Background. This should be the shortest abstract section; it should briefly describe what is already known about the subject area of the study and what is not known, the latter being the current study focus.6 This section highlights clinical relevance, establishes rationale for the study, and clarifies study objectives/questions.
Methods. This section describes how the study was conducted, including study design, duration, sampling technique, sample size and subgroup size(s), nature of treatments or interventions administered, data collection tools, primary outcome measure and how it was determined, and data analysis.6
Results. This is often considered the most important section of the abstract because anyone reading an abstract does so primarily to determine the findings. The greatest amount of space should therefore be allocated for the Results to afford as much detail and precision as the maximum word count allows,6 including sample size, subgroup size(s), and dropout rates. Provide actual quantitative results for all main outcomes, important negative outcomes, and, if possible, the most important secondary outcomes, each with its respective statistical significance value.6 Include numerical results and their statistical support (eg, means, standard deviations, P values, relative risks, effect sizes, confidence intervals, odds ratios).9
Conclusion(s). Principal conclusions directly derived from the study results.18 Must be based solely on the data generated by the current study and typically limited to primary and very important secondary outcomes. Salient unanticipated findings and practical application of findings may be mentioned.6
Limitations. Some journals require and many studies warrant full discussion of study limitations located under its own heading.

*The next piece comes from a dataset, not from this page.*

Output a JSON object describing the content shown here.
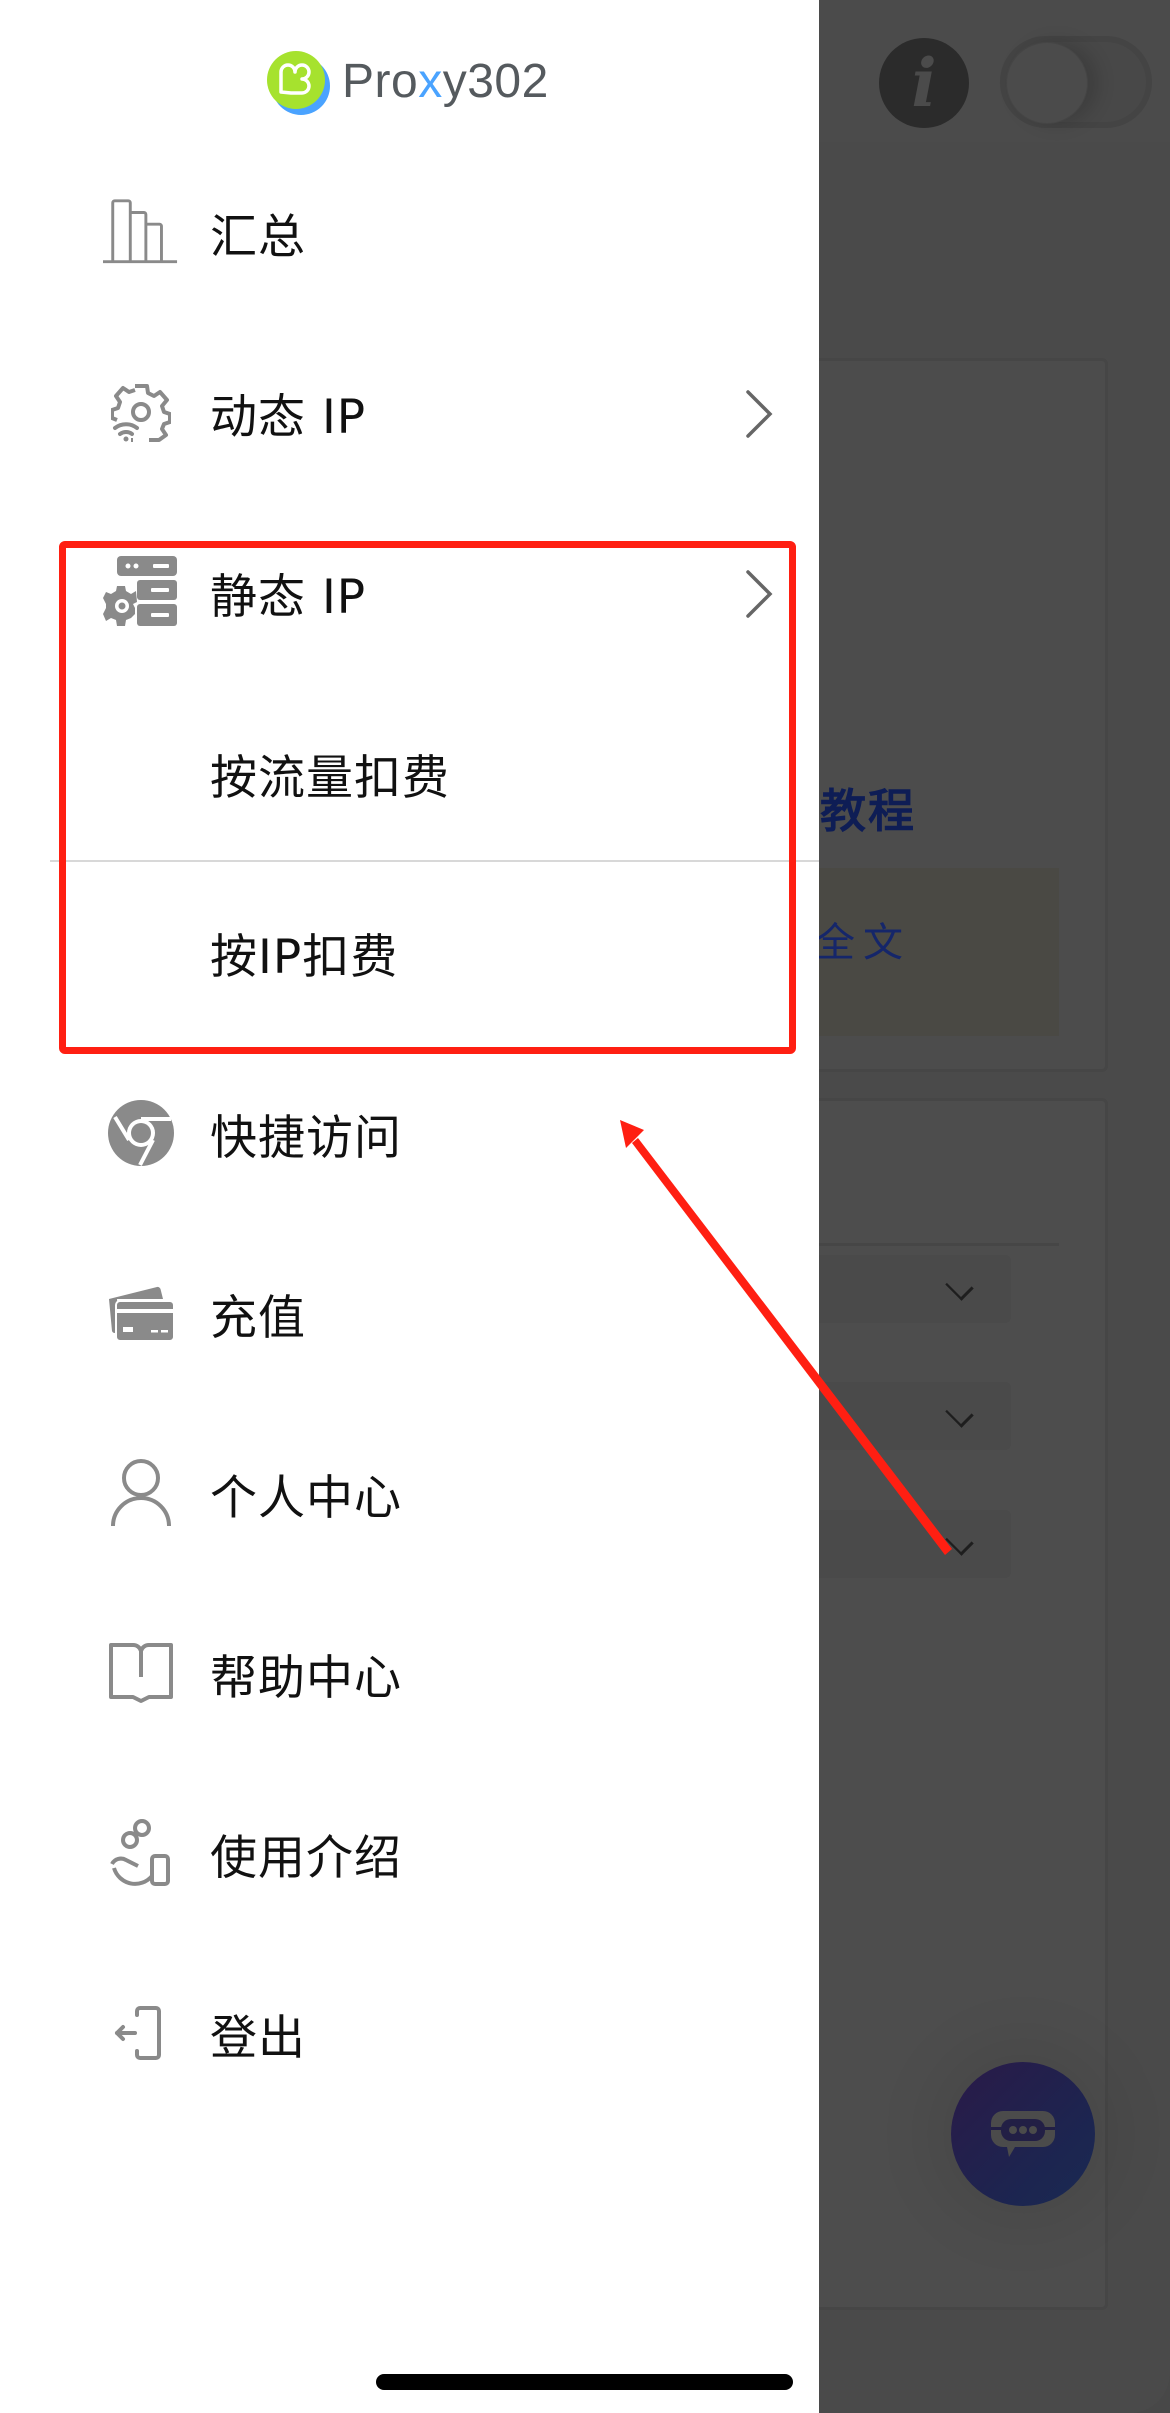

Journal article abstracts will retain their pivotal role in the location and dissemination of new health care science and practice findings, so health care professionals who contribute to this literature need to be skilled in composing abstracts that are descriptive, informative, yet succinct. As communication media advance to penetrate biomedical literature, the entire critical care team needs to anticipate that those forms of communication will redesign the abstract into graphical, video, readable (for laypersons), and tweetable formats that are just beginning to emerge.19 Before venturing into tomorrow’s abstract designs, however, we need to first ensure that we have mastered the fundamentals of preparing a good abstract regardless of its medium. I hope that this overview on preparing abstracts facilitates your publishing endeavors.